Я взглянула на нее – худую, бледную, ожидающую от меня ответа, и мне стало так ее жалко! Жалко ее, жалко Дениса, жалко всех нас! Сколько несчастий случилось из-за того обмана! И вот сейчас, в реанимации, я ощутила, что именно в эту секунду настал момент, когда можно все прекратить, момент, когда можно раз и навсегда закрыть этот жуткий период жизни.

– Я вас прощаю, – сказала я, и у меня словно бетонная плита упала с сердца.

– Прощаешь?.. – она приподнялась на подушке.

– Прощаю. И давайте, пожалуйста, больше никогда не будем вспоминать о том случае…

Глава 18

Отъезд

На следующий день меня разбудил телефонный звонок. Я была настолько уставшая после вчерашних событий, что слышала звонок, но не могла проснуться. Через какое-то время я все-таки вытянула руку из-под одеяла, нащупала мобильник и увидела на дисплее: «Людмила Петровна».

Я подскочила на кровати.

«Аттестация! – прогремело у меня в голове. – Да вчера же была аттестация!! Я забыла о ней!»

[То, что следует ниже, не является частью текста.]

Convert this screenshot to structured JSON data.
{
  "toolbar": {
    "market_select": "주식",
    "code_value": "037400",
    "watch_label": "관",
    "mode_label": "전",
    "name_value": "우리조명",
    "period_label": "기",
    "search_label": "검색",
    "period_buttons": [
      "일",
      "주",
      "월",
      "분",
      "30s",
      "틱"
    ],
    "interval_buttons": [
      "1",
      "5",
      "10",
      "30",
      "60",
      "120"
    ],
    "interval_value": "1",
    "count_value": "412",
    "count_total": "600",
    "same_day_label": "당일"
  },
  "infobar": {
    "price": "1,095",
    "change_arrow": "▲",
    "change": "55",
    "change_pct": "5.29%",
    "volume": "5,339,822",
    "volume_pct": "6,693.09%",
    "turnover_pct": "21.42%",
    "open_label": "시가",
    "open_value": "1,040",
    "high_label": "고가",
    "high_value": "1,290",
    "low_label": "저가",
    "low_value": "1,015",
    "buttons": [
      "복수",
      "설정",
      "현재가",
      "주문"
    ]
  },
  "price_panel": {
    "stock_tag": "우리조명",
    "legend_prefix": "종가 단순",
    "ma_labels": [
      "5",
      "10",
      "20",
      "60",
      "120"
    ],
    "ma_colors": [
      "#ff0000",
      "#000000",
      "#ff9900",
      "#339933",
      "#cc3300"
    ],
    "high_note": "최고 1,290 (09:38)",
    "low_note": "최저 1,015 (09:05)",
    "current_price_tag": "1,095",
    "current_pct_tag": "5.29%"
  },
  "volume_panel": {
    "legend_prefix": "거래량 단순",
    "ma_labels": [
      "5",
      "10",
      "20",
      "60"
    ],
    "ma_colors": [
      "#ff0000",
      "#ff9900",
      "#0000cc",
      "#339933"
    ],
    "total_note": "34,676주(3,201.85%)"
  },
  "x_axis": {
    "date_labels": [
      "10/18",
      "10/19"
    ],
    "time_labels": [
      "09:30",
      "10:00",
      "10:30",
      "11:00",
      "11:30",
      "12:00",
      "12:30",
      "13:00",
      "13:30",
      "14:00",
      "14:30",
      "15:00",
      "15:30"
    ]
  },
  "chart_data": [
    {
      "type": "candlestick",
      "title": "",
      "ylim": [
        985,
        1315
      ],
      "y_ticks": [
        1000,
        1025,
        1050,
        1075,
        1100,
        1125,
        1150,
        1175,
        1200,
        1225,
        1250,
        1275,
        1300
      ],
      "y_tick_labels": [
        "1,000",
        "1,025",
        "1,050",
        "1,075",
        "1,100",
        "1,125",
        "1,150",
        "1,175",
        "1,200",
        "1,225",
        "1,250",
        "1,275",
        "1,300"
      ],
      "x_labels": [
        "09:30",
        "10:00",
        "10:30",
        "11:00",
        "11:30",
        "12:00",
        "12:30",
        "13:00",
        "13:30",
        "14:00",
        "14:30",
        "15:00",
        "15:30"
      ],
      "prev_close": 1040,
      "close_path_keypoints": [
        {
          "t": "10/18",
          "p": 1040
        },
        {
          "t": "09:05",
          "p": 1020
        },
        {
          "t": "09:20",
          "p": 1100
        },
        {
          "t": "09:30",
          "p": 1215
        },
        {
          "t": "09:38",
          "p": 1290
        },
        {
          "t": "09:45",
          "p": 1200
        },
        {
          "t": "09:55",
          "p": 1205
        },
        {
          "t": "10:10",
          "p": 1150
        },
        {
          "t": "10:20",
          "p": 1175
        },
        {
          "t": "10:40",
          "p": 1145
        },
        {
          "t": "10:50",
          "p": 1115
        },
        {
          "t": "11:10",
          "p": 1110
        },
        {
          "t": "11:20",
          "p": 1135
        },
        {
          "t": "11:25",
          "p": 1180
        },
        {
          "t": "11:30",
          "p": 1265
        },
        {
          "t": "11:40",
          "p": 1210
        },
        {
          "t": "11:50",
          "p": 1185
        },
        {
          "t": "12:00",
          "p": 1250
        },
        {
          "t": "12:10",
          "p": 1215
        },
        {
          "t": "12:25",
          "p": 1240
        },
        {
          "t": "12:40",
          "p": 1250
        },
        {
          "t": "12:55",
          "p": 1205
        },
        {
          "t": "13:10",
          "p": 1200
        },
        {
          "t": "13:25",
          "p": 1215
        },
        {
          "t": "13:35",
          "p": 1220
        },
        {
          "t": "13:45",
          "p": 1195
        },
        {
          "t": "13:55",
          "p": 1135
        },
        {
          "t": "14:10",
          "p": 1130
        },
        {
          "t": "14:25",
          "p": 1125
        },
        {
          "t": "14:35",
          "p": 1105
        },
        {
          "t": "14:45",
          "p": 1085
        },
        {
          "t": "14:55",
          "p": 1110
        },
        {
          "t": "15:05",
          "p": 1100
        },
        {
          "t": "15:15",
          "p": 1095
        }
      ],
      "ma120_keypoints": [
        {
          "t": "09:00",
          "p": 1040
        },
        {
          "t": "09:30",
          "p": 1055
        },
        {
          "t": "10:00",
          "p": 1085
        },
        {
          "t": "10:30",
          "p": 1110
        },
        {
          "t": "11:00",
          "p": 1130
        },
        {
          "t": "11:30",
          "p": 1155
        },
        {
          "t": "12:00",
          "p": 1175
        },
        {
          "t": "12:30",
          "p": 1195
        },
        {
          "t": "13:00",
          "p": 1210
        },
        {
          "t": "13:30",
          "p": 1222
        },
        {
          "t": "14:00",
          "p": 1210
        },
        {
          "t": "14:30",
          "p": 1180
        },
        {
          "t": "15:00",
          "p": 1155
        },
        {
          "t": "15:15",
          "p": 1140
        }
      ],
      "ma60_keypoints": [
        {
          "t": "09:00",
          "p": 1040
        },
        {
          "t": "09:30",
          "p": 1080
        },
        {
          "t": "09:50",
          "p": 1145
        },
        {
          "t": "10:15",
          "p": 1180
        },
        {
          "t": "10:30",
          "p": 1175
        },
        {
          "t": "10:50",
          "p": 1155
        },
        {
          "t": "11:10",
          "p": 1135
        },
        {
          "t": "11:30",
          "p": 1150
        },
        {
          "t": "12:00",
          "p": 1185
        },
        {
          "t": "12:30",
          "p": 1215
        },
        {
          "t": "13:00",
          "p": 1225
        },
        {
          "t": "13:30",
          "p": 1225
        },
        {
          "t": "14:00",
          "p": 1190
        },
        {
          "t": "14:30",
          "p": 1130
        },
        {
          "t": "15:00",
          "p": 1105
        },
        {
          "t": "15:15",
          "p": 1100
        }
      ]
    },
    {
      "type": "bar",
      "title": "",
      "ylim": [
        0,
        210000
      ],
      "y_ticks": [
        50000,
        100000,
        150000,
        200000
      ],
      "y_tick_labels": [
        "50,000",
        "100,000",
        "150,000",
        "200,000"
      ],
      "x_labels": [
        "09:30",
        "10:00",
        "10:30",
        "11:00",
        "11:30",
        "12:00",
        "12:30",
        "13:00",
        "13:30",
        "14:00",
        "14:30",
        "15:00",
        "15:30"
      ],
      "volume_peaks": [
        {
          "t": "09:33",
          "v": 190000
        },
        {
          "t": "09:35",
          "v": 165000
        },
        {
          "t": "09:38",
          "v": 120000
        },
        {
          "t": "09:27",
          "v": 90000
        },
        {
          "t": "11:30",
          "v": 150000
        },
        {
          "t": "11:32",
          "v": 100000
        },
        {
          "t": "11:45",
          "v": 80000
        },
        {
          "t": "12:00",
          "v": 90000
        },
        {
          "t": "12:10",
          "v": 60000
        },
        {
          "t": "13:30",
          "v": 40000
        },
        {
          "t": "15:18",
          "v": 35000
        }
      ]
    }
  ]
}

Дрожащим голосом я сказала: «Алло…», но все закончилось благополучно: оказалось, что начальница Детской железной дороги заболела, никакой аттестации вчера не было и ее перенесли на следующее занятие.

Когда я положила трубку, то ощутила странное чувство – почему-то я была очень спокойной, «железка» не вызывала во мне никаких негативных эмоций. Все дело в том, что раньше, когда я слышала слово «железка», во мне сразу же появлялось отторжение и возмущение: «Я занимаюсь на железной дороге, потому что нельзя заниматься пением!», но теперь мне было можно заниматься пением, и «железка» уже не была так противна.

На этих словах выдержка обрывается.